What is WebMCP and why does it matter for my website? ▼
WebMCP (Web Model Context Protocol) is Google and Microsoft's new browser-based standard launched in Chrome 146 Canary on February 10, 2026. It allows your website to publish a structured "Tool Contract" via a new JavaScript API (navigator.modelContext), telling AI agents exactly what actions they can perform — like search, book, or buy — instead of guessing from screenshots or DOM elements. It matters because AI agents acting on behalf of users are rapidly replacing traditional browsing. Websites that aren't agent-ready will lose traffic and conversions to those that are.
How do I check if my website is WebMCP ready? ▼
Use the free WebMCP Checker tool on this page. Enter your URL and click "Run WebMCP Audit." Our AI analyzes your site across 8 key dimensions: HTML form quality, semantic markup, JavaScript API readiness, Tool Contract potential, form action clarity, structured data, authentication compatibility, and agent-discoverable actions. You'll get a score (0–100), specific fix recommendations, and ready-to-use implementation code tailored to your website type.
What is the difference between WebMCP and Anthropic's MCP? ▼
Anthropic's MCP (Model Context Protocol) is a server-side protocol using JSON-RPC, designed for backend service-to-service automation where no browser UI is needed. WebMCP runs entirely client-side inside the browser tab and is designed for user-present interactions. Think of it this way: MCP is for when no human is watching; WebMCP is for when the user is present. They are complementary — a travel site might run a backend MCP server for direct ChatGPT/Claude integrations while also implementing WebMCP on its consumer-facing booking flow.

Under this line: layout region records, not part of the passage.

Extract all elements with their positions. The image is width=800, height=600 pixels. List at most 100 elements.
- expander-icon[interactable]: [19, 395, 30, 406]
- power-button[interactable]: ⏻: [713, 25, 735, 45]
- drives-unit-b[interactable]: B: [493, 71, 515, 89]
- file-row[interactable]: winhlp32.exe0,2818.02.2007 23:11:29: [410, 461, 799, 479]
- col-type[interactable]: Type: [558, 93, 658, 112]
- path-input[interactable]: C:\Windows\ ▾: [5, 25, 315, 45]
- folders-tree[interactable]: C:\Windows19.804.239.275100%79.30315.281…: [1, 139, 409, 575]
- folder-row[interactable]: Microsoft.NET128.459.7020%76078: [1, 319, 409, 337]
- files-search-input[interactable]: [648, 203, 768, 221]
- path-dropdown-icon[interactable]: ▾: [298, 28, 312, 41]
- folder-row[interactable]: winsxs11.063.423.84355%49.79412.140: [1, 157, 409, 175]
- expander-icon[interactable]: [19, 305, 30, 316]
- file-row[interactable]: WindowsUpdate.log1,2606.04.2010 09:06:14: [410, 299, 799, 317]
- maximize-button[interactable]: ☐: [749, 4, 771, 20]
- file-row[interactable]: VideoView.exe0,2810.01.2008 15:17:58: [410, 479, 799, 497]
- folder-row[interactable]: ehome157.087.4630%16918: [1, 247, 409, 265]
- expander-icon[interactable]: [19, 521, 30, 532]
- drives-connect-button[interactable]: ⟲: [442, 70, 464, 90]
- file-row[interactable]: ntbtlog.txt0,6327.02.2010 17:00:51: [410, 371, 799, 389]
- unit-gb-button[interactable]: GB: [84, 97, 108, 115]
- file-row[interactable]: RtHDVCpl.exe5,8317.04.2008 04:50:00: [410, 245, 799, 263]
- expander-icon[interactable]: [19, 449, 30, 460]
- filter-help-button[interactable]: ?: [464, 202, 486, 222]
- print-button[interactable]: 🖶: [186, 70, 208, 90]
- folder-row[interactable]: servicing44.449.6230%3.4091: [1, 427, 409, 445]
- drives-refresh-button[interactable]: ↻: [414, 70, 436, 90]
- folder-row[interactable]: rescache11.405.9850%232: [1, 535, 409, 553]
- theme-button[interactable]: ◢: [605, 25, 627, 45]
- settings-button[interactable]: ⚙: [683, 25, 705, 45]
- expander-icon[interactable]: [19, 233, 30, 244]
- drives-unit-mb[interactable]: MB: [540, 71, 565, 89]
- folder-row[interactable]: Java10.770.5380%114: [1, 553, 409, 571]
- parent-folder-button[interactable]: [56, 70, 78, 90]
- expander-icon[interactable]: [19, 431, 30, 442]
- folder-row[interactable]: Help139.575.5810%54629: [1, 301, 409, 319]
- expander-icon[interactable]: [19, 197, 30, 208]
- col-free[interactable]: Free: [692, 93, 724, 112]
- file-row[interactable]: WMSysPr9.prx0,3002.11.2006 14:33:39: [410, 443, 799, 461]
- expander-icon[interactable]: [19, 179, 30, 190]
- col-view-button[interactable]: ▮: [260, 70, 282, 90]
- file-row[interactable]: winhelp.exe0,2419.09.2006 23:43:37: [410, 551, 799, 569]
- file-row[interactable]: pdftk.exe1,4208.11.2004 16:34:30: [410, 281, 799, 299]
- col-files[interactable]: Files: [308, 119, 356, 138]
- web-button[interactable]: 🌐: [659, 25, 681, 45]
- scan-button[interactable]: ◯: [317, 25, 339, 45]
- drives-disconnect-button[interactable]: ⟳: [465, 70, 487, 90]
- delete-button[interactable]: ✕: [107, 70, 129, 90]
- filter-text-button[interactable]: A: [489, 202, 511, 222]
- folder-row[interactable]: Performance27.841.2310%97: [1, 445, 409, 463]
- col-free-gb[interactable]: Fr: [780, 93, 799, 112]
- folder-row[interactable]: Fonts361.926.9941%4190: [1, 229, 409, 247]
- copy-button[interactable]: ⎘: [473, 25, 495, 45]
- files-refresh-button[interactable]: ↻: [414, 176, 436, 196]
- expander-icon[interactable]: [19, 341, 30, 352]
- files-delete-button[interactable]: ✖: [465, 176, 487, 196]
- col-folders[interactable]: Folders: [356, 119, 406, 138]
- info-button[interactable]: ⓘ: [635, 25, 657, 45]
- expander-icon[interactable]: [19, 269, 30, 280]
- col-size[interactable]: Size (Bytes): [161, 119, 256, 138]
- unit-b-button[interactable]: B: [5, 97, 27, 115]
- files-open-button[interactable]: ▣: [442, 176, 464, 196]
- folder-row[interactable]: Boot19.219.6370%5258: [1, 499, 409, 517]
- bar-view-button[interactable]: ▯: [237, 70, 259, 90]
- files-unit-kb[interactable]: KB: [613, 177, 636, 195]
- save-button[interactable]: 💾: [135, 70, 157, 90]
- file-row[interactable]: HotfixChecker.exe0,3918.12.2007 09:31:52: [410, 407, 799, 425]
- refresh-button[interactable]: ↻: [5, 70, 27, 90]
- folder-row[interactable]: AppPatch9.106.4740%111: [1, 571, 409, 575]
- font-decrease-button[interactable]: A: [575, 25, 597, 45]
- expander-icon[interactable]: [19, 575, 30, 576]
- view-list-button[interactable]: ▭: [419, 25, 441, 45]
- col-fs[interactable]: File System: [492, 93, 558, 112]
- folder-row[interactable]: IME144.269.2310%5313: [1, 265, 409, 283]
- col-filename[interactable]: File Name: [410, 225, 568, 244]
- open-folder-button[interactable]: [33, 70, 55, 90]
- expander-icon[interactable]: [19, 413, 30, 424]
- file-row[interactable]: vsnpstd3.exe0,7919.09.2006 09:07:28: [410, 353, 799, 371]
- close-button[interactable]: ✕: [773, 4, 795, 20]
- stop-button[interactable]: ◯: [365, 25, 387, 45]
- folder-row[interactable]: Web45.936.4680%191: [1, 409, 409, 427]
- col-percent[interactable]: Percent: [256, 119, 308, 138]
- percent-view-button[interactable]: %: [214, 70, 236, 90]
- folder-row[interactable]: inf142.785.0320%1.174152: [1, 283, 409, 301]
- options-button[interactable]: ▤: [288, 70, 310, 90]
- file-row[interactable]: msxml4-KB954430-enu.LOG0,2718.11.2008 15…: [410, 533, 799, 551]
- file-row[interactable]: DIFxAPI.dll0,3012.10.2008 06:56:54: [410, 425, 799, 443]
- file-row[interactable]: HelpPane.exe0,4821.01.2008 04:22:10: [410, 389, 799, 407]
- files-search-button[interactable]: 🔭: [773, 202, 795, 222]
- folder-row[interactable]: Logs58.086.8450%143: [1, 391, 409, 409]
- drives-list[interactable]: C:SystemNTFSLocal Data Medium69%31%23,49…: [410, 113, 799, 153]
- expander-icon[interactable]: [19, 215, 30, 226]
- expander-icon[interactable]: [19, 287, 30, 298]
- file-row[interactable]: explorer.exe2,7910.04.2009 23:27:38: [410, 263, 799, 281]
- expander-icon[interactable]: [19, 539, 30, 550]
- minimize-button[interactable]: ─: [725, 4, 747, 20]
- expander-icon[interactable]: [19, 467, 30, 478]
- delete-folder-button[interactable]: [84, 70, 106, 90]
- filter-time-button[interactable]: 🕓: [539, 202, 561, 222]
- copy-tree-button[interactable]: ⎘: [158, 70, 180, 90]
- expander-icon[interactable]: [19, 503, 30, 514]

When will WebMCP officially launch across all browsers? ▼
WebMCP is currently available in Chrome 146 Canary (February 2026) behind the "WebMCP for testing" flag. Microsoft Edge support is expected soon given co-authorship of the spec. Safari (WebKit) and Firefox (Gecko) have indicated support timelines of late 2026 and early 2027 respectively. Full stable Chrome/Edge rollout is anticipated mid-to-late 2026 with Google I/O and Google Cloud Next as likely announcement venues. The W3C formal draft transition is underway. Use the @mcp-b/global polyfill for cross-browser compatibility today.
How do I implement WebMCP on my website? ▼
Two methods: (1) Declarative API — add toolname and tooldescription attributes to existing HTML forms. Minimal effort if forms are well-structured. (2) Imperative API — use navigator.modelContext.registerTool() with a name, natural language description, JSON schema for inputs, and an execute callback function. Also add a /.well-known/webmcp JSON manifest for autonomous agent discovery. Use this tool's Code tab to get tailored implementation code for your site type.
Is WebMCP important for SEO? ▼
Absolutely. SEO experts have called WebMCP "the biggest shift in technical SEO since structured data." As AI agents increasingly act on behalf of users, a new discipline called AEO (Agentic Engine Optimization) is emerging. Where SEO optimized for "how does my content rank in search?", AEO optimizes for "can AI agents reliably take actions on my site?" Sites with WebMCP earn higher agent invocation rates, better execution success rates, and more AI-driven conversions. Early adopters gain significant competitive advantage.
What score should my website aim for? ▼
Score guide: 75–100 (Agent-Ready) — strong foundations, begin WebMCP implementation now. 50–74 (Good Foundation) — solid base, key gaps to address before implementation. 25–49 (Needs Work) — significant structural improvements needed first. 0–24 (Not Agent-Ready) — fundamental HTML/JS issues to resolve before WebMCP is viable. Use this tool's Fix It tab to get prioritized recommendations for your exact score band.
Does WebMCP work on all browsers today? ▼
Not yet in production browsers. Currently WebMCP is only available in Chrome 146 Canary behind a feature flag. However, you can implement WebMCP today using the polyfill (npm install @mcp-b/global) which provides cross-browser compatibility. Your regular site visitors won't notice any difference — WebMCP tools are invisible to users and only activated when an AI agent invokes them.